Disclaimer 2: All corrections to this question are highly encouraged. All self-learning PDF books etc. that helped you better understand these particular concepts are highly desired.
Hello,
In this question, I assume I have some formal definition of the Turing machine such that:
- any Turing machine (say $M$) can receive exactly:
- one input $i$, where $i \in \{0,1\}^*$ ;
- one witness $w$, where $w \in \{0,1\}^*$ and $\exists \, a \in \mathbb{N} : |w| \le |i|^a$. I call such a witness "a witness of the input $i$". By $|x|$ I mean the length of the string $x$.
- $M$ is able to compute with $i$ and $w$ and:
- loop, if the computation lasts forever.
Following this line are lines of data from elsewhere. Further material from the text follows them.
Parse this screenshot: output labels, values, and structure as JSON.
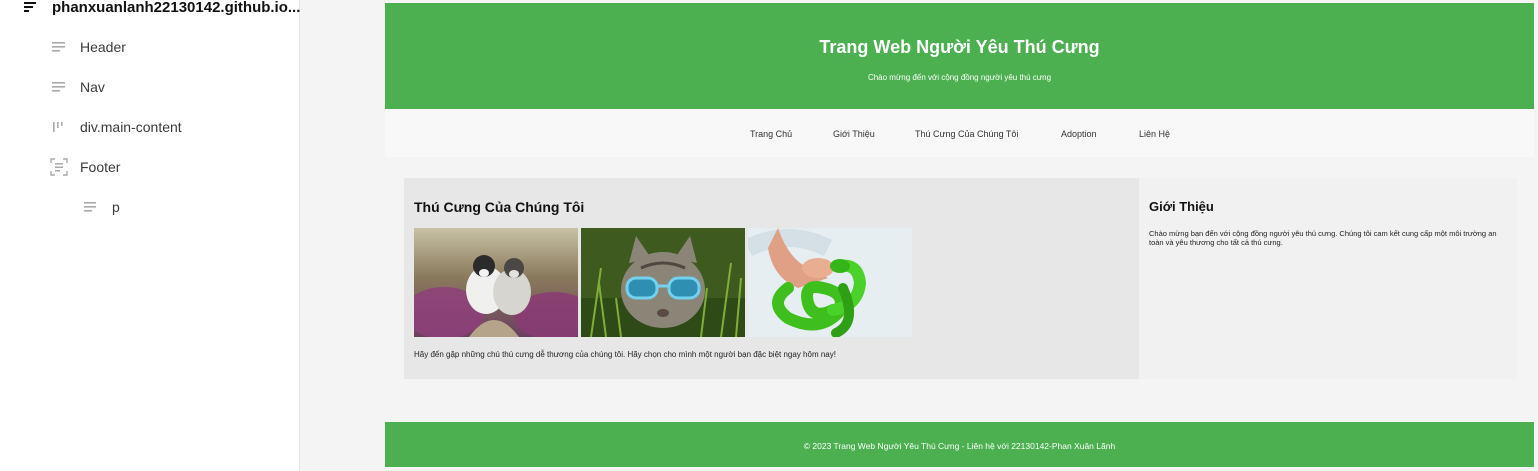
{
  "outline": {
    "root": {
      "label": "phanxuanlanh22130142.github.io...",
      "icon": "document-outline-icon"
    },
    "items": [
      {
        "label": "Header",
        "icon": "text-lines-icon"
      },
      {
        "label": "Nav",
        "icon": "text-lines-icon"
      },
      {
        "label": "div.main-content",
        "icon": "columns-icon"
      },
      {
        "label": "Footer",
        "icon": "section-frame-icon"
      },
      {
        "label": "p",
        "icon": "text-lines-icon"
      }
    ]
  },
  "site": {
    "header": {
      "title": "Trang Web Người Yêu Thú Cưng",
      "subtitle": "Chào mừng đến với cộng đồng người yêu thú cưng"
    },
    "nav": [
      "Trang Chủ",
      "Giới Thiệu",
      "Thú Cưng Của Chúng Tôi",
      "Adoption",
      "Liên Hệ"
    ],
    "pets": {
      "heading": "Thú Cưng Của Chúng Tôi",
      "images": [
        "dogs-photo",
        "cat-with-sunglasses-photo",
        "green-snake-photo"
      ],
      "text": "Hãy đến gặp những chú thú cưng dễ thương của chúng tôi. Hãy chọn cho mình một người bạn đặc biệt ngay hôm nay!"
    },
    "about": {
      "heading": "Giới Thiệu",
      "text": "Chào mừng bạn đến với cộng đồng người yêu thú cưng. Chúng tôi cam kết cung cấp một môi trường an toàn và yêu thương cho tất cả thú cưng."
    },
    "footer": {
      "text": "© 2023 Trang Web Người Yêu Thú Cưng - Liên hệ với 22130142-Phan Xuân Lãnh"
    }
  },
  "colors": {
    "brand_green": "#4caf50",
    "nav_bg": "#f8f8f8",
    "pets_bg": "#e7e7e7",
    "about_bg": "#f1f1f1"
  }
}
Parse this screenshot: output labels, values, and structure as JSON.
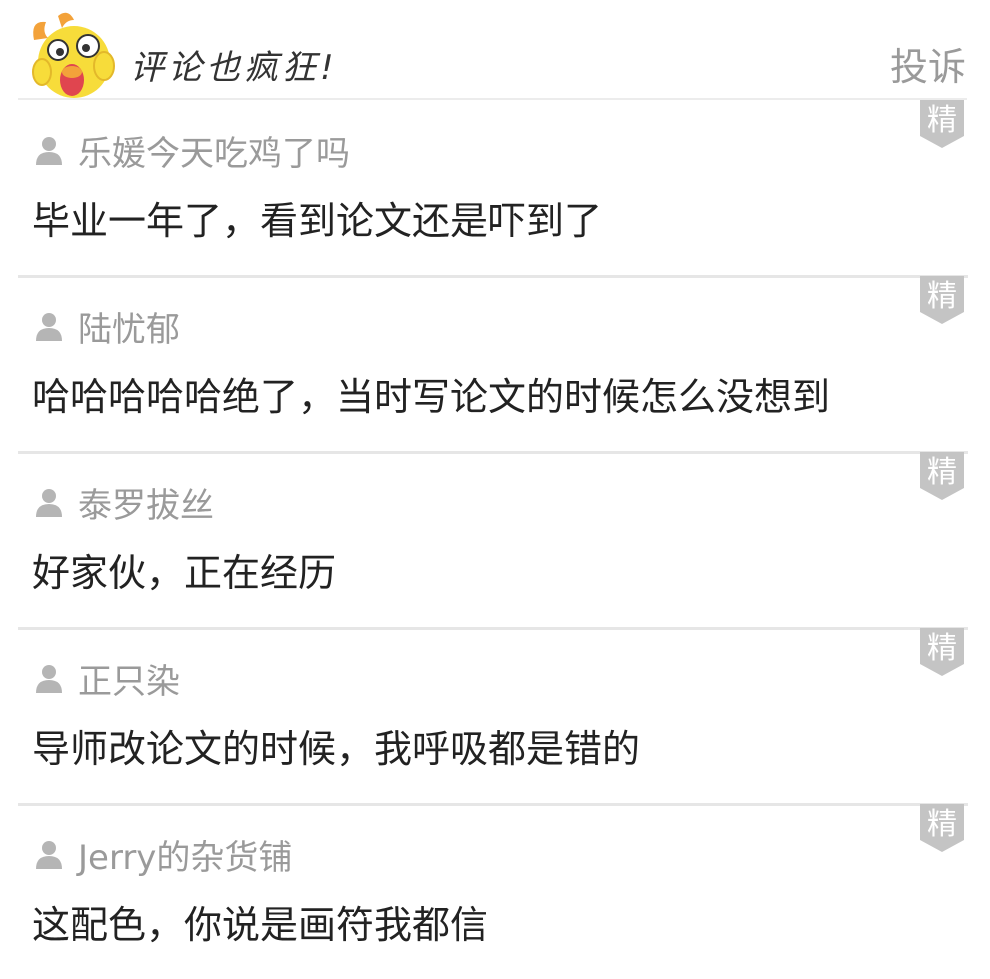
{
  "header": {
    "title": "评论也疯狂!",
    "report_label": "投诉",
    "mascot_icon": "yellow-chick-mascot-icon"
  },
  "badge_label": "精",
  "comments": [
    {
      "username": "乐媛今天吃鸡了吗",
      "text": "毕业一年了，看到论文还是吓到了"
    },
    {
      "username": "陆忧郁",
      "text": "哈哈哈哈哈绝了，当时写论文的时候怎么没想到"
    },
    {
      "username": "泰罗拔丝",
      "text": "好家伙，正在经历"
    },
    {
      "username": "正只染",
      "text": "导师改论文的时候，我呼吸都是错的"
    },
    {
      "username": "Jerry的杂货铺",
      "text": "这配色，你说是画符我都信"
    }
  ],
  "colors": {
    "username": "#9a9a9a",
    "text": "#222222",
    "badge": "#c4c4c4",
    "divider": "#e6e6e6"
  }
}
I write $M(i, w) = {\nearrow}$ to denote this
- halt, if the computation ends at some point. Here, there are two "types" of halting:
- accept, if the computation ends in some accepting state. I write $M(i, w) = 1$ to denote this
- reject, otherwise. I write $M(i, w) = 0$ to denote this.
I have recently read on Wikipedia that the definition of the $P$ class is the following:
A language L is in P if and only if there exists a deterministic Turing machine M, such that
- M runs for polynomial time on all inputs
- For all x in L, M outputs 1
- For all x not in L, M outputs 0
I adapted the definition to my Turing machine model as follows:
A language L is in P if and only if there exists a Turing machine M, such that
- For all inputs x, $\exists \, a \in \mathbb{N} : \mathbb{T}[M,x,\varepsilon] \le |x|^a$. I write $\varepsilon$ for the empty string. By $\mathbb{T}[M,i,w]$ I mean the number of time units required in the computation of $M$ with $i$ and $w$.
- For all x in L, $M(x, \varepsilon) = 1$
- For all x not in L, $M(x, \varepsilon) = 0$
I am searching to define a complexity class where exactly the same rules of $P$ apply to both the input and the witness. Therefore, I want to define this:
A language L is in ... (insert complexity class name here) if and only if there exists a Turing machine M, such that
- For all inputs x and for all witnesses w of x, $\exists \, a \in \mathbb{N} : \mathbb{T}[M,x,w] \le |x|^a$
- For all x in L and for all witnesses w of x, $M(x, w) = 1$
- For all x not in L and for all witnesses w of x, $M(x, w) = 0$
As I see it, it would obviously be a superset of $P$ (since for all inputs $i$, we have $\varepsilon \in \{ w : w \text{ is a witness of } i \}$).
QUESTION: Did someone already propose before a complexity class that satisfies my above definition?
What I don't know is whether there is a widely-known name for this specific complexity class (as we have with $P$, $PSPACE$, $EXP$ etc.) or I should define it on my own (with some arbitrary name, say $P_{+W}$?)
Thank you for looking over my question!
P. S. I have previously found the class $ZPP$ as an almost-good candidate for the answer to my question, but because I read on Wikipedia the following:
if the algorithm is allowed to flip a truly-random coin while it is running, it will always return the correct answer and, for a problem of size n, there is some polynomial p(n) such that the average running time will be less than p(n), even though it might occasionally be much longer
I have understood that the average running time (i.e., the average of all running times) will be polynomially bounded, whereas, with my class, I want all running times to be polynomially bounded, just like in $P$. Did I understand anything wrong with this?